Momentum, however, fizzled as the average rate on a 30-year fixed-rate mortgage pushed back above 7% in April against the backdrop of high inflation and a strong economy.

With inflation subsiding and financial markets expecting a rate cut in September followed by additional cuts in November and December, mortgage rates have been trending lower.

The rate on the 30-year fixed-rate mortgage averaged 6.89% last week, having dropped from a six-month high of 7.22% in May, data from mortgage agency Freddie Mac showed.

Though homebuilder confidence dropped to a seven-month low in July, the National Association of Home Builders' measure of single-family sales over the next six months improved.

But concerns about slowing economic activity, following a recent rise in the unemployment rate, could make builders more cautious about breaking new ground on projects.

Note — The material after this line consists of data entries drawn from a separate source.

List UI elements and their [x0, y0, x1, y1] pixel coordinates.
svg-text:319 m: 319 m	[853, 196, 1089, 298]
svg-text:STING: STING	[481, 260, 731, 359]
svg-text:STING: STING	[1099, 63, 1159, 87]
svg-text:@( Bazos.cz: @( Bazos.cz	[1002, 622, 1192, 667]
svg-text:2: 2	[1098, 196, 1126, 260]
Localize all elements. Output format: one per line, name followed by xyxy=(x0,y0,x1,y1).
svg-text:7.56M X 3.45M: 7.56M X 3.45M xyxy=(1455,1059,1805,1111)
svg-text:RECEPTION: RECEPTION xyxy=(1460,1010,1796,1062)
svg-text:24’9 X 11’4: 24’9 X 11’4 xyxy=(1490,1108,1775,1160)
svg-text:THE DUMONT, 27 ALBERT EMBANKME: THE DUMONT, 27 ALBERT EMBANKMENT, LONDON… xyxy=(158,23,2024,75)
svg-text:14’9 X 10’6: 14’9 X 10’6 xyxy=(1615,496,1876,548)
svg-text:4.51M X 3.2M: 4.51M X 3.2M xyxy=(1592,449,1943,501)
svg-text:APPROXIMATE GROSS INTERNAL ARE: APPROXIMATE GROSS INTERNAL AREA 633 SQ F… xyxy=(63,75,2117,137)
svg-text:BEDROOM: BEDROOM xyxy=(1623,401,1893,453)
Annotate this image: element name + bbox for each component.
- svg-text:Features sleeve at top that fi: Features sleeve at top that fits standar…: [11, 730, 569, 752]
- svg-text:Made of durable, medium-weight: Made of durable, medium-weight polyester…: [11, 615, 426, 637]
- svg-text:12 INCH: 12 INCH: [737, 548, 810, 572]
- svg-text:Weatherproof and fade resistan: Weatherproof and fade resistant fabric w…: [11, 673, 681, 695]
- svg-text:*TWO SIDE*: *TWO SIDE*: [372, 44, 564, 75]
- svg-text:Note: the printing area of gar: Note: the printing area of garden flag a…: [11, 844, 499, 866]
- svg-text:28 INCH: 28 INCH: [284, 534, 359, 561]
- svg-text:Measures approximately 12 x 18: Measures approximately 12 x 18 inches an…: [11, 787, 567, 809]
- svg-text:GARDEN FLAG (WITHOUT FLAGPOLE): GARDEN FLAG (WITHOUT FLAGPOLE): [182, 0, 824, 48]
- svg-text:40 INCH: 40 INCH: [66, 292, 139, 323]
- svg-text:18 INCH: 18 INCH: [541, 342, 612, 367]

Stocks on Wall Street were trading lower on prospects of tighter U.S. trade curbs on companies giving China access to advanced semiconductor technology. The dollar fell against a basket of currencies. U.S. Treasury yields rose.

RESIDENTIAL DRAG

Economists estimated that residential investment, which includes home building, likely subtracted from gross domestic product last quarter, after adding more than half a percentage point in the January-March quarter.

The Atlanta Fed is forecasting GDP increasing at a 2.7% annualized rate in the second quarter. The economy grew at a 1.4% pace in the first quarter. The government is scheduled to publish its snapshot of the April-June quarter growth next week.

"The reductions in interest rates that we expect later this year likely will be a mixed blessing for the residential construction sector overall, as we think the Fed will be responding to rising unemployment, which will curb the flow of new buyers," said Ian Shepherdson, chief economist at Pantheon Macroeconomics.

Permits for future construction of single-family homes slipped 2.3% to a rate of 934,000 units, the lowest level since May 2023. Starts for housing projects with five units or more soared 22.0% to a rate of 360,000 units in June. Overall housing starts advanced 3.0% to a rate of 1.353 million units.

Economists polled by Reuters had forecast starts would rebound to a rate of 1.300 million units. Starts were down 4.4% from a year ago. Multi-family building permits surged 19.2% to a rate of 460,000 units. That contributed to lifting building permits as a whole by 3.4% to a rate of 1.446 million units.

The multifamily housing market segment continues to benefit from the shift to renting from buying.

The number of houses approved for construction that were yet to be started increased 1.8% to 277,000 units. The single-family homebuilding backlog rose 0.7% to 140,00 units.

The completions rate for that housing segment increased 1.8% to 1.037 million units. Overall housing completions jumped 10.1% to a rate of 1.710 million units, the highest level since January 2007. Realtors estimate that housing starts and completion rates need to be in a range of 1.5 million to 1.6 million units per month over time to bridge the inventory gap.

The number of housing units under construction fell 1.5% to a rate of 1.563 million units, the lowest level since January 2022. The inventory of single-family housing under construction dropped 1.3% to a rate of 668,000 units.

While the housing market is experiencing mixed fortunes, a nascent recovery is probably underway in manufacturing, the other interest-rate sensitive sector.

A separate report from the Fed on Wednesday showed factory production increased 0.4% in June after advancing 1.0% in May. Motor vehicle production surged to a nine-year high.

© Reuters. Single-family residential homes are shown under construction in Menifee, California, U.S., March 28, 2024.  REUTERS/Mike Blake/File photo

Production at factories shot up 1.1% on a year-on-year basis in June, and increased at a 3.4% annualized rate in the second quarter. That followed four straight quarterly declines.

"Manufacturing is snapping out of its earlier funk," said Bernard Yaros, lead U.S. economist at Oxford Economics.